M. Blyden a une autre raison de préférer les anciens aux modernes : « Le nègre, ajoute-t-il, peut se nourrir des littératures antiques, sans risquer de s’empoisonner ou d’apprendre à mépriser sa race. Elles ne fausseront pas sa conscience, elles n’imprimeront aucune direction fâcheuse à ses penchans naturels… Dans l’étude des grands maîtres de la Grèce et de Rome, et des langues dans lesquelles ils ont écrit, nous nous accoutumerons à discipliner notre esprit, sans rien perdre de l’estime, du respect que tout homme se doit à lui-même. De toutes les connaissances que nous sommes tenus d’acquérir pour réformer notre caractère moral, politique et religieux, il n’en est pas une seule que nous ne puissions emprunter aux anciens. » Si bon chrétien que soit M. Blyden, il sait gré à Mahomet d’avoir compté un noir parmi ses plus chers disciples.

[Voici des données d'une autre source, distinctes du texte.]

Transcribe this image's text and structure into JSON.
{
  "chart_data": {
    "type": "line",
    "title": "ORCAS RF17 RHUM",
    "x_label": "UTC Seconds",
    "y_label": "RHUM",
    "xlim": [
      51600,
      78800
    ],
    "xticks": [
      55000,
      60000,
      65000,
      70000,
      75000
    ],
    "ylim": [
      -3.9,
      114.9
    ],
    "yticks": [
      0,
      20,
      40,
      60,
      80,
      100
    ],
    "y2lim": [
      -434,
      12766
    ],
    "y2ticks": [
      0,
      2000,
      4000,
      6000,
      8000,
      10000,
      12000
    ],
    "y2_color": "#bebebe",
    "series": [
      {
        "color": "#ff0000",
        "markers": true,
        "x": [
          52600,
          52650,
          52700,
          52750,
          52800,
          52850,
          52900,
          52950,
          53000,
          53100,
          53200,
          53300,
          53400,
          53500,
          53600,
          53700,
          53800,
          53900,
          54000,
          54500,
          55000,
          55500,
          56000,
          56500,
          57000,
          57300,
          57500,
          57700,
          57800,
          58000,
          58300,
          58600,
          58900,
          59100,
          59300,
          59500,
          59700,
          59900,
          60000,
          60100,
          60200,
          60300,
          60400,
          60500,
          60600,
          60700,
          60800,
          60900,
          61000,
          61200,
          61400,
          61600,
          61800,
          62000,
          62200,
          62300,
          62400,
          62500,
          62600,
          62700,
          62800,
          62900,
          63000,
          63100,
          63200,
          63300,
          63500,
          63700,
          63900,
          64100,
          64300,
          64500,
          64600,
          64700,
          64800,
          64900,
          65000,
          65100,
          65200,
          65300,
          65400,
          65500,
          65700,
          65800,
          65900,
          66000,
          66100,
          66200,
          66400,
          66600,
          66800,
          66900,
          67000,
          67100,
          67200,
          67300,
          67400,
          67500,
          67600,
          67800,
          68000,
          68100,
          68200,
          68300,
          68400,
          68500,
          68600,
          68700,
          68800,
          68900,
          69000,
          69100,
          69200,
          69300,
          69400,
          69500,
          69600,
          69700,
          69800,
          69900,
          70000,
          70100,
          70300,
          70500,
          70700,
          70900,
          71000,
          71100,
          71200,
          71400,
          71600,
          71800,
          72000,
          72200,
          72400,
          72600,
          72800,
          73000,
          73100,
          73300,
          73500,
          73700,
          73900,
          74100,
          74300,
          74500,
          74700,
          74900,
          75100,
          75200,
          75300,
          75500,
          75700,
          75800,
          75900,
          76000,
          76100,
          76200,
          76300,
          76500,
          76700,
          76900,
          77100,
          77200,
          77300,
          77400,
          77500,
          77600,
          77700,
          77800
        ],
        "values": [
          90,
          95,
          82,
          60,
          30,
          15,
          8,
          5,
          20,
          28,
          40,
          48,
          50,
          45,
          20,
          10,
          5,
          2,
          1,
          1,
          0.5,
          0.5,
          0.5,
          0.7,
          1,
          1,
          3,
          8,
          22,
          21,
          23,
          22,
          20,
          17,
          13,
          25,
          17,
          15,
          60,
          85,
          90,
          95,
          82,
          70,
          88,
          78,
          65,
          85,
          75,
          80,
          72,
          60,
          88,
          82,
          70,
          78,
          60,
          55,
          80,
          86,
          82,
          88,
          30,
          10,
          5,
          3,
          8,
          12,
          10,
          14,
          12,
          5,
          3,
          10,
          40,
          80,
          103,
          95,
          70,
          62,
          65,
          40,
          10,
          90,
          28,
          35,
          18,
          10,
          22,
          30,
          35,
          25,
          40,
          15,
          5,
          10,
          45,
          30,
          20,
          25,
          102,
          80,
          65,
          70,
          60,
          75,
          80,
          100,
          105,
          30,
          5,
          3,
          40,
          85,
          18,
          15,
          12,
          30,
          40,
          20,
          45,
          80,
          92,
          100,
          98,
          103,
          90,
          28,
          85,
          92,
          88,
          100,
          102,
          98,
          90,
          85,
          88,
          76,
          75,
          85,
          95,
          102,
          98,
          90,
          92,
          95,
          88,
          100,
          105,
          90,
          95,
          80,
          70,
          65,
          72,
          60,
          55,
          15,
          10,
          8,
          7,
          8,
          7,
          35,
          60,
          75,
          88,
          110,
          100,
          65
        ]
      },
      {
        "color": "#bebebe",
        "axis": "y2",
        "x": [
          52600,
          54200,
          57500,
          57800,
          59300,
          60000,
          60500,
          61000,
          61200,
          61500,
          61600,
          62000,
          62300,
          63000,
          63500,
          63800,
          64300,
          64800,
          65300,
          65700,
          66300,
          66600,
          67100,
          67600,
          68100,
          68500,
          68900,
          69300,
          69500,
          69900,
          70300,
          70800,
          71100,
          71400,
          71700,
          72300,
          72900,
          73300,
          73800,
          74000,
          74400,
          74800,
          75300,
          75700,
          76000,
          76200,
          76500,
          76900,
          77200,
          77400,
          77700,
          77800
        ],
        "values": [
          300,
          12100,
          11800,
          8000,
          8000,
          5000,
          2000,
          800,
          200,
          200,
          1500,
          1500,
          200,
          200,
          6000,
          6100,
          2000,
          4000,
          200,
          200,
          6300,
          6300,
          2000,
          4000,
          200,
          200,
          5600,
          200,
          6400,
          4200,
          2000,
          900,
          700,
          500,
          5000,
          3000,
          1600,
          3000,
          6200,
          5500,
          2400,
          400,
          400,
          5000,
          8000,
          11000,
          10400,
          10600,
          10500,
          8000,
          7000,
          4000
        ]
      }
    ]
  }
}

Il n’est pas moins reconnaissant à Homère d’avoir rangé au nombre des plus fidèles compagnons d’Ulysse le héraut Eurybate, « rond d’épaules, à la peau noire, aux cheveux crépus. » Ulysse, lisons-nous dans l’Odyssée, honorait ce nègre d’une estime particulière, « parce qu’il retrouvait en lui son âme et ses pensées. »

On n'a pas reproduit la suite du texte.